Greffe pulmonaire pour la princesse héritière norvégienne : la fibrose idiopathique, un mal rare sous les projecteurs
L’opération réussie de Mette-Marit met en lumière les espoirs et les défis de la transplantation, de la Scandinavie au Maroc.
Le 17 juin 2026, la princesse héritière de Norvège, Mette-Marit, 52 ans, a reçu une greffe des deux poumons dans un hôpital d’Oslo. L’intervention, qualifiée de réussie par la maison royale, intervient après une aggravation brutale de la fibrose pulmonaire diagnostiquée en 2018. Contrainte depuis plusieurs mois à l’oxygénothérapie, la princesse avait été placée sur liste d’attente en juin, son état s’étant dégradé plus vite que prévu. L’annonce de cette opération a suscité une vive émotion dans le royaume, où la princesse, épouse du prince héritier Haakon, jouit d’une popularité en demi-teinte en raison de scandales récents.
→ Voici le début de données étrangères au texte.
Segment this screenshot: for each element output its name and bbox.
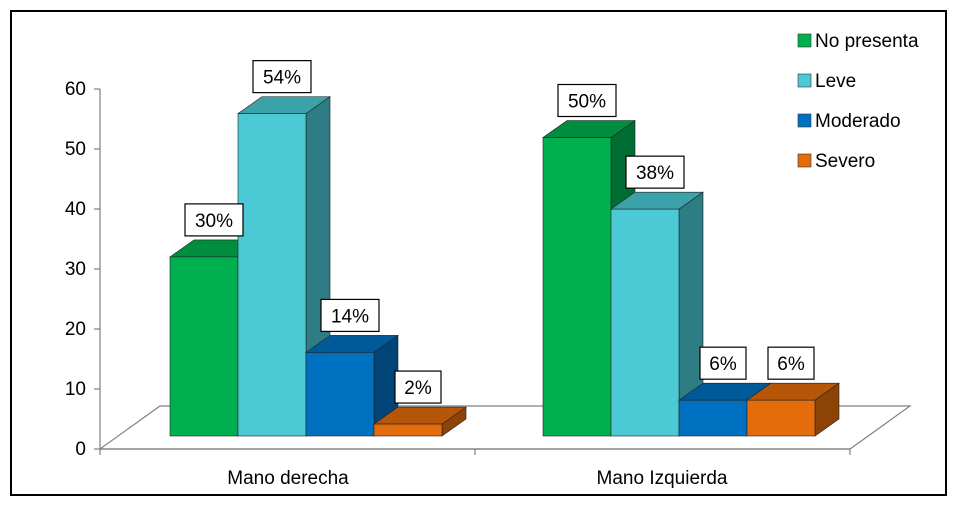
y-tick-label: 10 [65,379,86,400]
bar-front [746,399,816,437]
bar-front [678,399,748,437]
data-label-box [699,346,747,380]
data-labels-group: 30% 54% 14% 2% 50% 38% 6% 6% [184,60,815,404]
data-label-text: 38% [636,163,674,184]
bar [746,382,840,437]
y-tick-label: 0 [75,439,86,460]
legend-swatch [797,33,812,48]
data-label: 54% [252,60,312,94]
legend-label: Severo [815,151,875,172]
y-tick-label: 20 [65,319,86,340]
legend-label: Leve [815,71,856,92]
y-tick-label: 50 [65,139,86,160]
legend-label: Moderado [815,111,901,132]
bar-front [237,113,307,437]
y-axis-ticks: 0 10 20 30 40 50 60 [65,79,100,460]
data-label: 2% [394,370,442,404]
bar-front [373,423,443,437]
data-label-box [394,370,442,404]
bar [305,334,399,437]
data-label-text: 2% [404,378,432,399]
y-tick-label: 30 [65,259,86,280]
data-label-text: 6% [777,354,805,375]
legend-item: Moderado [797,111,901,132]
legend: No presenta Leve Moderado Severo [797,31,919,172]
data-label: 38% [625,155,685,189]
legend-label: No presenta [815,31,919,52]
y-tick-label: 40 [65,199,86,220]
bar-front [169,256,239,437]
data-label-text: 14% [331,306,369,327]
x-axis-ticks: Mano derecha Mano Izquierda [99,449,851,489]
bar-front [610,208,680,437]
data-label-text: 6% [709,354,737,375]
data-label: 50% [557,83,617,118]
data-label-text: 50% [568,92,606,113]
y-tick-label: 60 [65,79,86,100]
legend-item: Leve [797,71,856,92]
data-label: 6% [767,346,815,380]
data-label-text: 30% [195,211,233,232]
bar [610,191,704,437]
data-label-box [767,346,815,380]
x-category-label: Mano derecha [227,468,349,489]
data-label-box [320,298,380,333]
data-label-box [252,60,312,94]
legend-swatch [797,113,812,128]
bars-group [169,96,840,437]
bar-front [542,137,612,437]
data-label-box [557,83,617,118]
data-label: 14% [320,298,380,333]
bar [373,406,467,437]
data-label-box [184,203,244,237]
legend-swatch [797,73,812,88]
data-label: 30% [184,203,244,237]
data-label-text: 54% [263,68,301,89]
x-category-label: Mano Izquierda [597,468,728,489]
data-label: 6% [699,346,747,380]
data-label-box [625,155,685,189]
legend-item: No presenta [797,31,919,52]
legend-swatch [797,153,812,168]
bar-front [305,352,375,437]
legend-item: Severo [797,151,875,172]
La fibrose pulmonaire idiopathique, dont souffre Mette-Marit, demeure une maladie rare et souvent incurable. Comme l’expliquent les milieux médicaux brésiliens, elle se caractérise par une cicatrisation progressive du tissu pulmonaire, qui devient rigide et entrave les échanges gazeux. L’essoufflement et la toux sèche s’aggravent inexorablement. Si certaines formes sont liées au tabagisme, à des expositions professionnelles ou à des maladies auto-immunes, la cause reste indéterminée dans la plupart des cas. Lorsque les traitements médicamenteux ne suffisent plus, la transplantation constitue l’unique issue – un parcours complexe jalonné d’incertitudes, comme en témoignent des patients suédois et finlandais ayant attendu plusieurs mois, voire subi des annulations pour cause d’organe infecté ou de suspicion de cancer.
En Scandinavie, le système de don d’organes repose sur un registre volontaire. L’annonce, en décembre 2025, de l’entrée imminente de la princesse sur liste d’attente avait provoqué un bond des inscriptions : près de 930 le lendemain, soit dix fois plus que la normale, puis plus d’un millier le dimanche suivant. Ce phénomène illustre la sensibilité nordique à la question, mais aussi l’effet mobilisateur des personnalités publiques. Dans un tout autre contexte, au Maroc, la jeune Salma, dont l’histoire a ému le royaume, a bénéficié d’une prise en charge directe du roi Mohammed VI. Transférée à Paris à la mi-mai, elle attend toujours un donneur compatible – une attente qui souligne la complexité de l’appariement immunologique et la rareté des organes viables.
Si la transplantation offre une seconde chance, elle impose un suivi médical lourd et un risque permanent de rejet ou d’infection. Les premiers mois post-opératoires sont décisifs. En Norvège, l’intervention réussie de la princesse a été saluée par la reine Sonja, qui a parlé à la télévision publique d’un résultat « fantastique ». Reste que la convalescence s’annonce longue dans un climat social alourdi par les polémiques : 44 % des Norvégiens estimaient en janvier que Mette-Marit n’était pas digne de devenir reine, après la révélation de ses liens épistolaires avec le criminel Jeffrey Epstein et les déboires judiciaires de son fils aîné. La sortie de l’hôpital et la réapparition publique de la princesse seront observées de près, tant pour sa santé que pour l’image de la monarchie.